この「7月15日」こそが、お盆が営まれるようになった由来の日。もともとは旧暦の7月、つまり夏の終わりの行事だったのです。
お盆の意味 ―ご先祖様と過ごすひととき
お盆の意味は、ひとことで言えば「ご先祖様をお迎えし、ともに過ごし、お見送りする」こと。年に一度、あの世から我が家へ帰ってくるご先祖様を、家族みんなでおもてなしする大切な期間です。

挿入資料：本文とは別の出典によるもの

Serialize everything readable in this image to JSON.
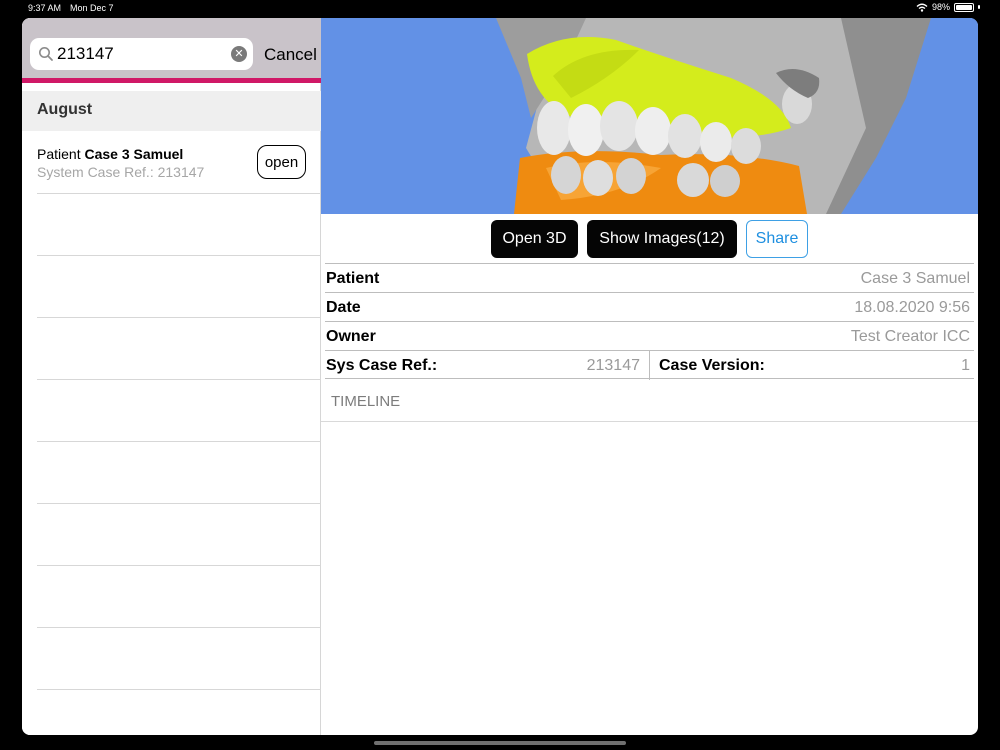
{
  "status_bar": {
    "time": "9:37 AM",
    "date": "Mon Dec 7",
    "battery": "98%"
  },
  "search": {
    "value": "213147",
    "cancel_label": "Cancel"
  },
  "list": {
    "section_title": "August",
    "items": [
      {
        "prefix": "Patient",
        "name": "Case 3 Samuel",
        "ref": "System Case Ref.: 213147",
        "action": "open"
      }
    ]
  },
  "toolbar": {
    "open3d_label": "Open 3D",
    "show_images_label": "Show Images(12)",
    "share_label": "Share"
  },
  "details": {
    "patient_label": "Patient",
    "patient_value": "Case 3 Samuel",
    "date_label": "Date",
    "date_value": "18.08.2020 9:56",
    "owner_label": "Owner",
    "owner_value": "Test Creator ICC",
    "sys_ref_label": "Sys Case Ref.:",
    "sys_ref_value": "213147",
    "version_label": "Case Version:",
    "version_value": "1"
  },
  "timeline_label": "TIMELINE",
  "colors": {
    "accent": "#d01867",
    "viewer_bg": "#6291e6",
    "share": "#1e8fe0",
    "upper_model": "#d4ec1c",
    "lower_model": "#ef8b10"
  }
}
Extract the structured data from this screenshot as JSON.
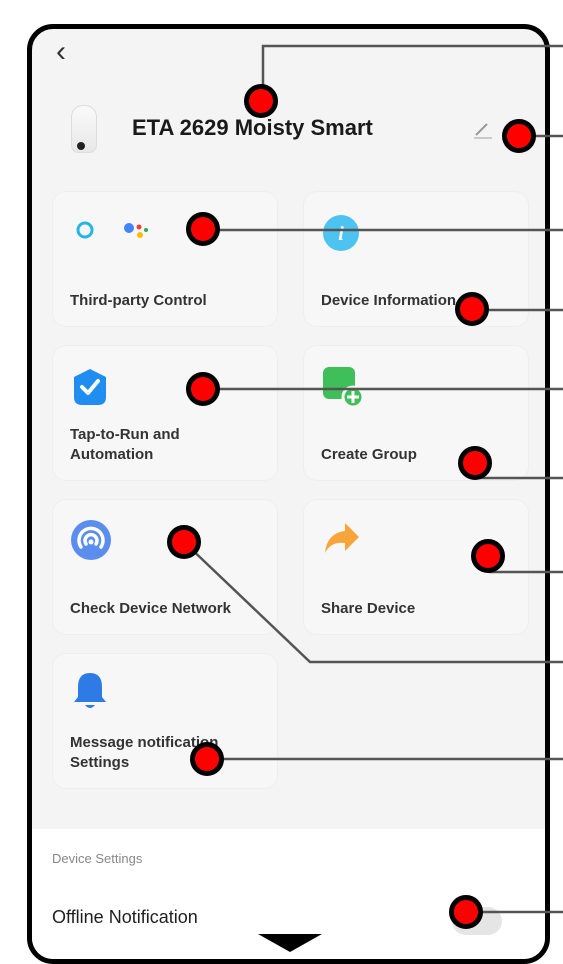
{
  "header": {
    "back_label": "‹",
    "device_name": "ETA 2629 Moisty Smart"
  },
  "icons": {
    "back": "chevron-left-icon",
    "edit": "pencil-icon",
    "alexa": "alexa-icon",
    "google": "google-assistant-icon",
    "info": "info-icon",
    "automation": "shield-check-icon",
    "group": "create-group-icon",
    "network": "network-icon",
    "share": "share-arrow-icon",
    "bell": "bell-icon"
  },
  "cards": {
    "third_party": "Third-party Control",
    "device_info": "Device Information",
    "tap_to_run_line1": "Tap-to-Run and",
    "tap_to_run_line2": "Automation",
    "create_group": "Create Group",
    "check_network": "Check Device Network",
    "share_device": "Share Device",
    "message_line1": "Message notification",
    "message_line2": "Settings"
  },
  "settings": {
    "section_title": "Device Settings",
    "offline_notification": "Offline Notification",
    "offline_notification_on": false
  },
  "colors": {
    "annotation_dot": "#ff0000",
    "info_blue": "#4cc3f0",
    "automation_blue": "#1f8ef0",
    "group_green": "#3fbf5a",
    "network_blue": "#5b8def",
    "share_orange": "#f7a53a",
    "bell_blue": "#2f7be5"
  }
}
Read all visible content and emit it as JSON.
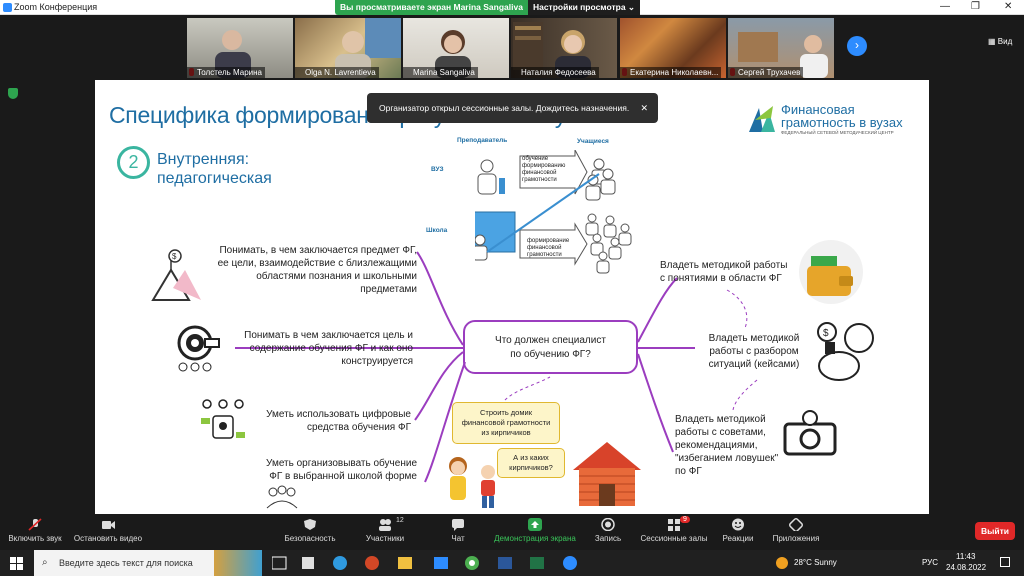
{
  "window": {
    "title": "Zoom Конференция"
  },
  "share_banner": {
    "message": "Вы просматриваете экран Marina Sangaliva",
    "options_label": "Настройки просмотра ⌄"
  },
  "gallery": {
    "participants": [
      {
        "name": "Толстель Марина",
        "muted": true
      },
      {
        "name": "Olga N. Lavrentieva",
        "muted": false
      },
      {
        "name": "Marina Sangaliva",
        "muted": false
      },
      {
        "name": "Наталия Федосеева",
        "muted": false
      },
      {
        "name": "Екатерина Николаевн...",
        "muted": true
      },
      {
        "name": "Сергей Трухачев",
        "muted": true
      }
    ],
    "view_label": "Вид"
  },
  "notification": {
    "text": "Организатор открыл сессионные залы. Дождитесь назначения."
  },
  "slide": {
    "title": "Специфика формирования результатов обучения",
    "logo": {
      "line1": "Финансовая",
      "line2": "грамотность в вузах",
      "line3": "ФЕДЕРАЛЬНЫЙ СЕТЕВОЙ МЕТОДИЧЕСКИЙ ЦЕНТР"
    },
    "section_number": "2",
    "section_title_1": "Внутренняя:",
    "section_title_2": "педагогическая",
    "diagram": {
      "teacher_label": "Преподаватель",
      "students_label": "Учащиеся",
      "vuz_label": "ВУЗ",
      "school_label": "Школа",
      "vuz_arrow_text": [
        "обучение",
        "формированию",
        "финансовой",
        "грамотности"
      ],
      "school_arrow_text": [
        "формирование",
        "финансовой",
        "грамотности"
      ]
    },
    "left_items": [
      [
        "Понимать, в чем заключается предмет ФГ,",
        "ее цели, взаимодействие с близлежащими",
        "областями познания и школьными",
        "предметами"
      ],
      [
        "Понимать в чем заключается цель и",
        "содержание обучения ФГ и как оно",
        "конструируется"
      ],
      [
        "Уметь использовать цифровые",
        "средства обучения ФГ"
      ],
      [
        "Уметь организовывать обучение",
        "ФГ в выбранной школой форме"
      ]
    ],
    "center_node": [
      "Что должен специалист",
      "по обучению ФГ?"
    ],
    "right_items": [
      [
        "Владеть методикой работы",
        "с понятиями в области ФГ"
      ],
      [
        "Владеть методикой",
        "работы с разбором",
        "ситуаций (кейсами)"
      ],
      [
        "Владеть методикой",
        "работы с советами,",
        "рекомендациями,",
        "\"избеганием ловушек\"",
        "по ФГ"
      ]
    ],
    "bubble1": [
      "Строить домик",
      "финансовой грамотности",
      "из кирпичиков"
    ],
    "bubble2": [
      "А из каких",
      "кирпичиков?"
    ]
  },
  "toolbar": {
    "mute": "Включить звук",
    "video": "Остановить видео",
    "security": "Безопасность",
    "participants": "Участники",
    "participants_count": "12",
    "chat": "Чат",
    "share": "Демонстрация экрана",
    "record": "Запись",
    "breakout": "Сессионные залы",
    "breakout_badge": "9",
    "reactions": "Реакции",
    "apps": "Приложения",
    "exit": "Выйти"
  },
  "taskbar": {
    "search_placeholder": "Введите здесь текст для поиска",
    "weather": "28°C  Sunny",
    "lang": "РУС",
    "time": "11:43",
    "date": "24.08.2022"
  },
  "colors": {
    "accent": "#2d8cff",
    "share_green": "#2ea44f",
    "exit_red": "#e02828",
    "slide_blue": "#1f6ea3",
    "mindmap_purple": "#9b3dbf",
    "teal": "#3ab5a0"
  }
}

仏壇やお墓をととのえ、お供えをし、静かに手を合わせる。日々の暮らしの中で、ご先祖様への感謝と、家族のつながりをあらためて感じる――そんな温かな心が、お盆には込められています。
お盆はいつ? ―「なぜ夏に」の答え
お盆はいつかというと、実は地域によって少し異なります。
- 7月盆… 7月13日〜16日(東京や一部の地域)
- 8月盆(月遅れ盆)… 8月13日〜16日(全国的にはこちらが主流)
もともと旧暦の7月15日だったお盆ですが、明治時代に暦が新暦へと改められました。すると旧暦の7月中頃は、新暦ではおよそ1ヵ月遅れの8月にあたります。そこで多くの地域では、季節感や農作業の時期に合わせて、お盆を8月に営むようになりました。
つまり「お盆はなぜ夏に?」の答えは、もとをたどれば旧暦7月・夏の終わりの行事だったから。暦が変わっても、夏に行うという習わしは今も受け継がれているのです。
迎え火・送り火のやり方
―炎で結ぶ、この世とあの世
お盆を象徴するのが、迎え火と送り火です。ご先祖様が道に迷わず帰ってこられるよう、そして無事にお見送りできるよう、火を焚いて目印とする風習です。
迎え火・送り火のやり方は、次のとおりです。
- 迎え火… お盆の初日(13日)の夕方、玄関先や門口で行います。焙烙(ほうろく)という素焼きの皿の上に、苧殻(おがら/麻の茎)を折って重ね、火をつけます。この炎を目印に、ご先祖様をお迎えします。
- 送り火… 最終日(16日、地域により15日)の夕方に、同じようにおがらを焚いて、ご先祖様をあの世へお見送りします。京都の「五山送り火」(大文字)も、大きな規模の送り火として知られています。
きゅうりの馬となすの牛(精霊馬/しょうりょううま)を飾るのも、この時期ならでは。「早く帰ってきてほしい」との願いを足の速い馬に、「ゆっくりお戻りください」との思いを歩みののんびりした牛に託した、やさしい風習です。
なお、マンションやお庭のないお住まいでは、火を使うのが難しいこともあります。その場合は、盆提灯を灯したり、電池式のろうそくを用いたりして、無理のない形でお迎えして構いません。火の取り扱いには、くれぐれもお気をつけください。

むすびに
迎え火の炎に「おかえりなさい」、送り火の炎に「また来年」。そんな言葉にならない思いを託してきたのが、日本のお盆です。
慌ただしい毎日の中でも、この時期ばかりは少し立ち止まって、ご先祖様に静かに手を合わせてみる。その時間そのものが、私たちの心を温かくしてくれるのかもしれません。今年のお盆も、どうぞ穏やかにお過ごしください。